New Orleans' Criminal Chaos
IN the aftermath of a weekend bloodbath that left five teenagers shot to death, New Orleans Mayor Ray Nagin has asked Louisiana Gov. Kathleen Blanco to send in National Guard troops to assert order in that half-empty city. Perhaps all this will alert Washington to a key truth it has so far ignored, even as it spends billions of federal dollars to rebuild the Big Easy: The largest obstacle to recovery is New Orleans' culture of murder — which is so vicious and pervasive that it numbs the whole city.
At best, the Guard is just a short-term fix. Yes, soldiers can protect neighborhoods from looting, as some residents have complained that they have refurbished their houses and bought new appliances to replace flooded junk only to return from work to find their homes stripped bare.
But soldiers can't fix the real problem. Criminals terrorized New Orleans long before Katrina in large part because, the city's law and order system is broken. No matter how many billions the feds spend to rebuild levees, the majority of New Orleans' upstanding citizens won't return until the city solves its crime problem.
In the past six months, New Orleans has booked 54 killings, ensuring that it leads the nation in per-capita homicides.

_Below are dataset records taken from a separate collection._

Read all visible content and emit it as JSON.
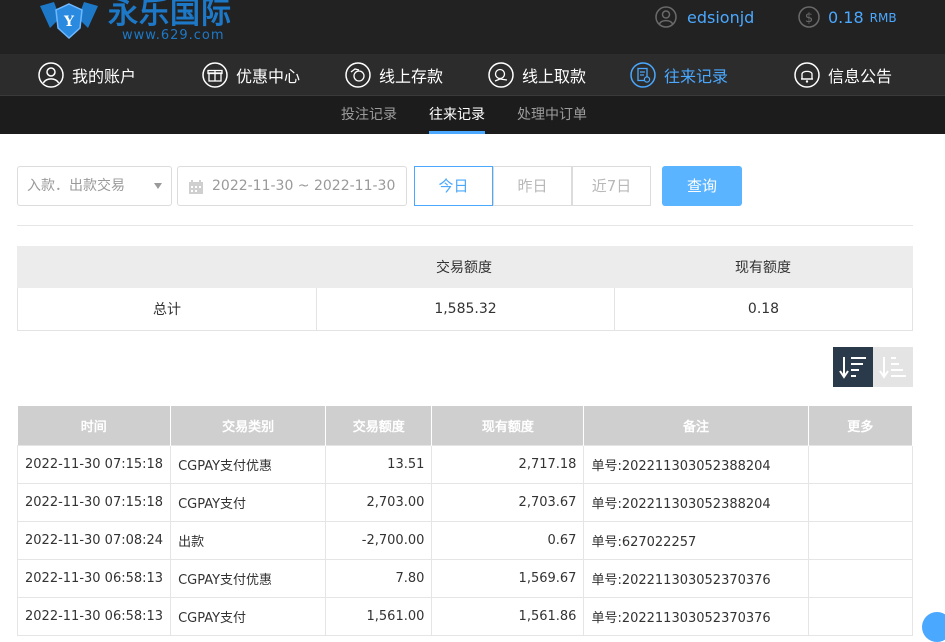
{
  "brand": {
    "name": "永乐国际",
    "domain": "www.629.com"
  },
  "user": {
    "username": "edsionjd",
    "balance": "0.18",
    "currency": "RMB"
  },
  "nav": [
    {
      "label": "我的账户",
      "icon": "user-icon"
    },
    {
      "label": "优惠中心",
      "icon": "gift-icon"
    },
    {
      "label": "线上存款",
      "icon": "deposit-icon"
    },
    {
      "label": "线上取款",
      "icon": "withdraw-icon"
    },
    {
      "label": "往来记录",
      "icon": "records-icon",
      "active": true
    },
    {
      "label": "信息公告",
      "icon": "bell-icon"
    }
  ],
  "subnav": [
    {
      "label": "投注记录"
    },
    {
      "label": "往来记录",
      "active": true
    },
    {
      "label": "处理中订单"
    }
  ],
  "filter": {
    "type_value": "入款．出款交易",
    "date_range": "2022-11-30 ~ 2022-11-30",
    "quick": [
      "今日",
      "昨日",
      "近7日"
    ],
    "quick_active": "今日",
    "query_label": "查询"
  },
  "summary": {
    "headers": [
      "",
      "交易额度",
      "现有额度"
    ],
    "row_label": "总计",
    "amount": "1,585.32",
    "balance": "0.18"
  },
  "colors": {
    "accent": "#4aa8ff",
    "header_bg": "#222222",
    "nav_bg": "#2c2c2c"
  },
  "table": {
    "headers": [
      "时间",
      "交易类别",
      "交易额度",
      "现有额度",
      "备注",
      "更多"
    ],
    "rows": [
      {
        "time": "2022-11-30 07:15:18",
        "type": "CGPAY支付优惠",
        "amount": "13.51",
        "balance": "2,717.18",
        "note": "单号:202211303052388204",
        "more": ""
      },
      {
        "time": "2022-11-30 07:15:18",
        "type": "CGPAY支付",
        "amount": "2,703.00",
        "balance": "2,703.67",
        "note": "单号:202211303052388204",
        "more": ""
      },
      {
        "time": "2022-11-30 07:08:24",
        "type": "出款",
        "amount": "-2,700.00",
        "balance": "0.67",
        "note": "单号:627022257",
        "more": ""
      },
      {
        "time": "2022-11-30 06:58:13",
        "type": "CGPAY支付优惠",
        "amount": "7.80",
        "balance": "1,569.67",
        "note": "单号:202211303052370376",
        "more": ""
      },
      {
        "time": "2022-11-30 06:58:13",
        "type": "CGPAY支付",
        "amount": "1,561.00",
        "balance": "1,561.86",
        "note": "单号:202211303052370376",
        "more": ""
      }
    ]
  }
}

Social scientists can ruminate over the "root" causes behind New Orleans' sky-high pre-Katrina homicide rate (which, if it held for New York's population, would mean nearly 5,000 murders a year here). But the most important thing is to stop it.
To do that, Blanco and Nagin must make real changes, not just call up the troops — and the Bush administration should help them, or the billions national taxpayers spend to rebuild will be wasted.

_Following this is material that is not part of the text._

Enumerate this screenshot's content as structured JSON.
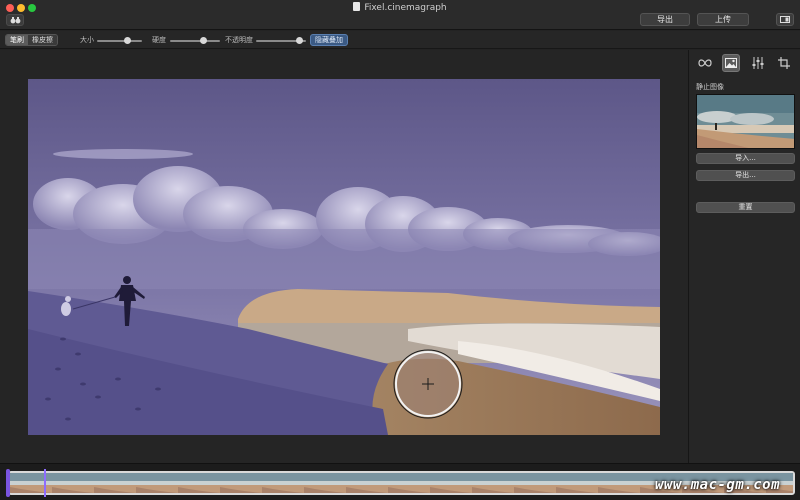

First, Blanco should fix the criminal-justice system.. Consider: Before Katrina, only 7 percent of those arrested for a crime in New Orleans served time, compared with 58 percent in a "normal" city. For homicide arrests, it was only 12 percent incarcerated in New Orleans, vs. 47 percent in a healthy city. Robbery arrests, 18 percent vs 60 percent; drug-distribution arrests, 12 percent vs. 71 percent.
Because New Orleans doesn't keep violent criminals behind bars, witnesses are afraid to testify against dealers, and murder victims' friends and relatives take revenge themselves: Last weekend's mass murder was likely retaliation for an earlier drug-related murder spate.
Blanco can stop this virulent murder cycle by ensuring that her state is tough on crime: For one thing, Louisiana needs tough drug laws (like New York's Rockefeller laws) to keep dealers locked up.
Of course, New Orleans' police department is no picnic, either. While many officers serve heroically, the department is not up to professional standards. Plus, even before the Katrina desertions, it had one-third of New York's police coverage on a population basis. (Pre-Katrina, New Orleans had hired former NYPD Chief of Department Louis Anemone to draw up a reform plan based on New York's model. But the storm cancelled his scheduled seminars for command officers, and the city hasn't restarted the project.) Where do the feds fit in?
New Orleans's tax base is still decimated from Katrina. Operating cash from the feds to help the Big Easy's beleaguered police department would do a world of good in luring evacuated middle-class citizens back so that the city can rebuild that tax base over, say, three years — but only if the funding's tied to accountability and an outside plan like Anemone's, and if Blanco holds an emergency session of the Legislature to fix the judicial system.
No, this isn't a federal mandate: New Orleans needn't take any money if it doesn't want to.
As for the U.S. taxpayers, well, we're already spending billions to rebuild physical infrastructure; to ensure that criminal sociopaths don't ruin that investment, we might spend a few tens of milÂ¬lions more on helping New Orleans assert safety.
President Bush, meanÂ¬while, could show that New Orleans, a Democratic city, can be rebuilt better than before with conservative values, including basic law and order.